El paralelismo no tardó en explotar en redes sociales. Videos y fotos de la llegada del plantel bermellón se volvieron virales por una coincidencia tan insólita como incómoda. El conjunto deportivo forma parte de la indumentaria oficial de paseo del primer equipo, ya que Nike viste al club con prendas de su catálogo general, personalizadas únicamente con el escudo, los nombres y la publicidad correspondiente.

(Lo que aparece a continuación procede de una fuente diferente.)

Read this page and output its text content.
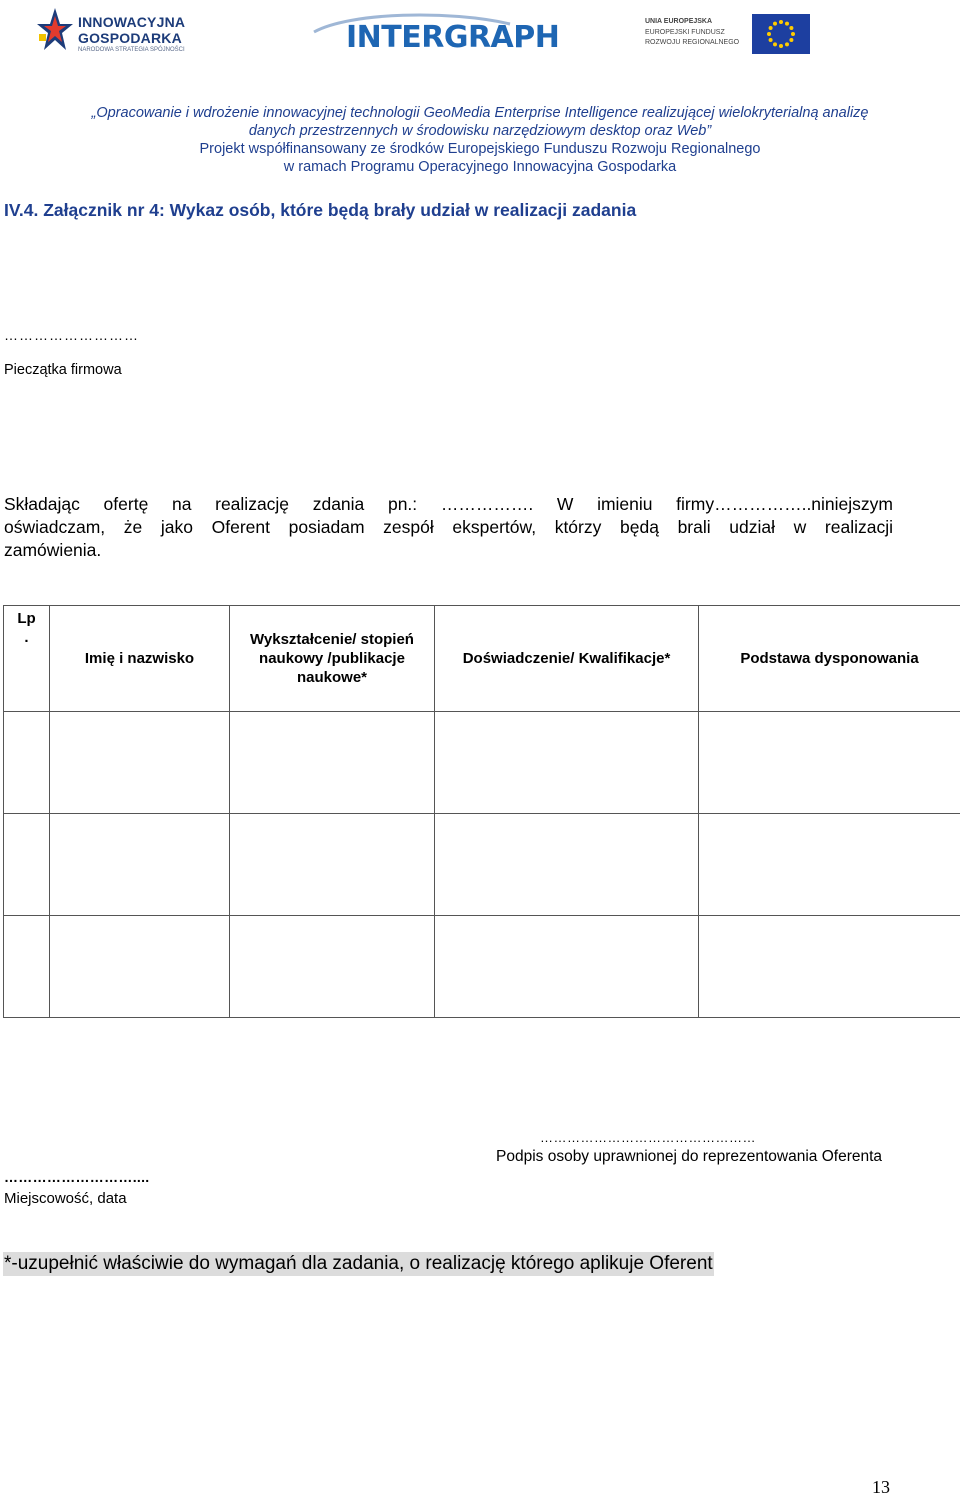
INNOWACYJNA
GOSPODARKA
NARODOWA STRATEGIA SPÓJNOŚCI	INTERGRAPH	UNIA EUROPEJSKA
EUROPEJSKI FUNDUSZ
ROZWOJU REGIONALNEGO
„Opracowanie i wdrożenie innowacyjnej technologii GeoMedia Enterprise Intelligence realizującej wielokryterialną analizę
danych przestrzennych w środowisku narzędziowym desktop oraz Web”
Projekt współfinansowany ze środków Europejskiego Funduszu Rozwoju Regionalnego
w ramach Programu Operacyjnego Innowacyjna Gospodarka
IV.4. Załącznik nr 4: Wykaz osób, które będą brały udział w realizacji zadania
………………………
Pieczątka firmowa
Składając ofertę na realizację zdania pn.: ……………. W imieniu firmy……………..niniejszym
oświadczam, że jako Oferent posiadam zespół ekspertów, którzy będą brali udział w realizacji
zamówienia.
Lp
.	Imię i nazwisko	Wykształcenie/ stopień naukowy /publikacje naukowe*	Doświadczenie/ Kwalifikacje*	Podstawa dysponowania

…………………………………………
Podpis osoby uprawnionej do reprezentowania Oferenta
………………………....
Miejscowość, data
*-uzupełnić właściwie do wymagań dla zadania, o realizację którego aplikuje Oferent
13
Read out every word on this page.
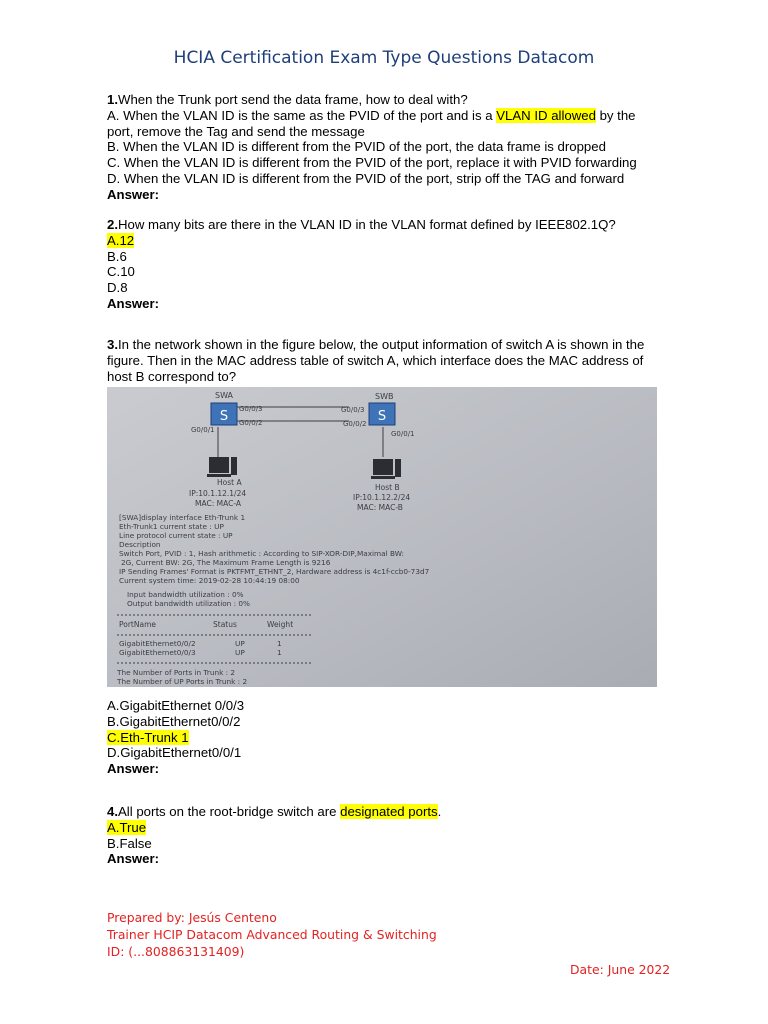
HCIA Certification Exam Type Questions Datacom

1.When the Trunk port send the data frame, how to deal with?

A. When the VLAN ID is the same as the PVID of the port and is a VLAN ID allowed by the port, remove the Tag and send the message

B. When the VLAN ID is different from the PVID of the port, the data frame is dropped

C. When the VLAN ID is different from the PVID of the port, replace it with PVID forwarding

D. When the VLAN ID is different from the PVID of the port, strip off the TAG and forward

Answer:

2.How many bits are there in the VLAN ID in the VLAN format defined by IEEE802.1Q?

A.12

B.6

C.10

D.8

Answer:

3.In the network shown in the figure below, the output information of switch A is shown in the figure. Then in the MAC address table of switch A, which interface does the MAC address of host B correspond to?

S	S
SWA	SWB
G0/0/3
G0/0/2
G0/0/1
G0/0/3
G0/0/2
G0/0/1
Host A
IP:10.1.12.1/24
MAC: MAC-A
Host B
IP:10.1.12.2/24
MAC: MAC-B
[SWA]display interface Eth-Trunk 1
Eth-Trunk1 current state : UP
Line protocol current state : UP
Description
Switch Port, PVID : 1, Hash arithmetic : According to SIP-XOR-DIP,Maximal BW:
2G, Current BW: 2G, The Maximum Frame Length is 9216
IP Sending Frames' Format is PKTFMT_ETHNT_2, Hardware address is 4c1f-ccb0-73d7
Current system time: 2019-02-28 10:44:19 08:00
Input bandwidth utilization : 0%
Output bandwidth utilization : 0%
PortName	Status	Weight
GigabitEthernet0/0/2	UP	1
GigabitEthernet0/0/3	UP	1
The Number of Ports in Trunk : 2
The Number of UP Ports in Trunk : 2

A.GigabitEthernet 0/0/3

B.GigabitEthernet0/0/2

C.Eth-Trunk 1

D.GigabitEthernet0/0/1

Answer:

4.All ports on the root-bridge switch are designated ports.

A.True

B.False

Answer:

Prepared by: Jesús Centeno
Trainer HCIP Datacom Advanced Routing & Switching
ID: (...808863131409)
Date: June 2022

La casualidad quedó sellada el mismo fin de semana en que se difundieron las imágenes del traslado de Maduro. Mientras el venezolano era presentado como un detenido de alto perfil en un buque estadounidense, el Mallorca abría el año futbolístico con una derrota ante el Girona, ajeno —al menos en lo deportivo— al revuelo que su vestimenta estaba generando fuera de la cancha.

Elementos clave del “marketing irónico” según Bauman

La insatisfacción perpetua que marca al consumo ya no se basa en satisfacer necesidades, sino en crear deseos siempre renovados. Los objetos se vuelven obsoletos no físicamente, sino simbólicamente, para impulsar nuevos consumos.

Como paradoja de la libertad el marketing vende la idea de libertad individual a través del consumo (“tú eliges, tú eres único”), pero en realidad genera dependencia a nuevas ofertas del mercado.

La identidad líquida se basa en que la identidad ya no es fija, sino que se construye y reconstruye mediante actos de consumo. El marketing explota esto vendiendo productos como herramientas para “reinventarse”.

La ironía está en que el consumidor sabe que el producto no le dará la felicidad prometida, pero igualmente participa del juego. Es una relación cínica o irónica: “sé que me manipulan, pero disfruto del acto de consumir”.

Seducción en lugar de coerción, plantea Bauman su libro Modernidad líquida, el control social no se ejerce por la fuerza, sino por la seducción del mercado, creando deseos y miedos (al fracaso, a no estar a la moda, a la exclusión social).

Junto al desecho y la novedad, la economía se basa en la rápida sustitución de bienes, relaciones e incluso valores. El marketing acelera este ciclo, presentando lo nuevo como superior, aunque el cambio sea superficial.

Para el caso del outfit de Maduro irónicamente vistiendo la marca emblemática americana por excelencia es un reto al intelecto de los especialistas de márquetin, quienes se desvelan pensando en cómo poner la marca donde sea al costo que fuere.

Existe un ejemplo histórico abrumadoramente oportuno. En 1959 a Nikita Jruschov, líder de la Unión Soviética, le pusieron una Pepsi en las manos durante una exhibición estadounidense en Moscú, a manos del ejecutivo de la marca Donald Kendall, creando una famosa foto que impulsó negociaciones posteriores y culminó en un acuerdo de trueque en 1972, donde Pepsi pagaba con el refresco a cambio de vodka y, más tarde, incluso buques de guerra soviéticos.

¿Que había un producto americano en las manos de un líder soviético? fue un golpe de efecto de la publicidad como pocas se vio, pero aquello fue forzado, lo de Maduro fue tan casual como efectivo que agotó los pedidos de ese atuendo justamente casual, deportivo y extremadamente cómodo para el uso diario.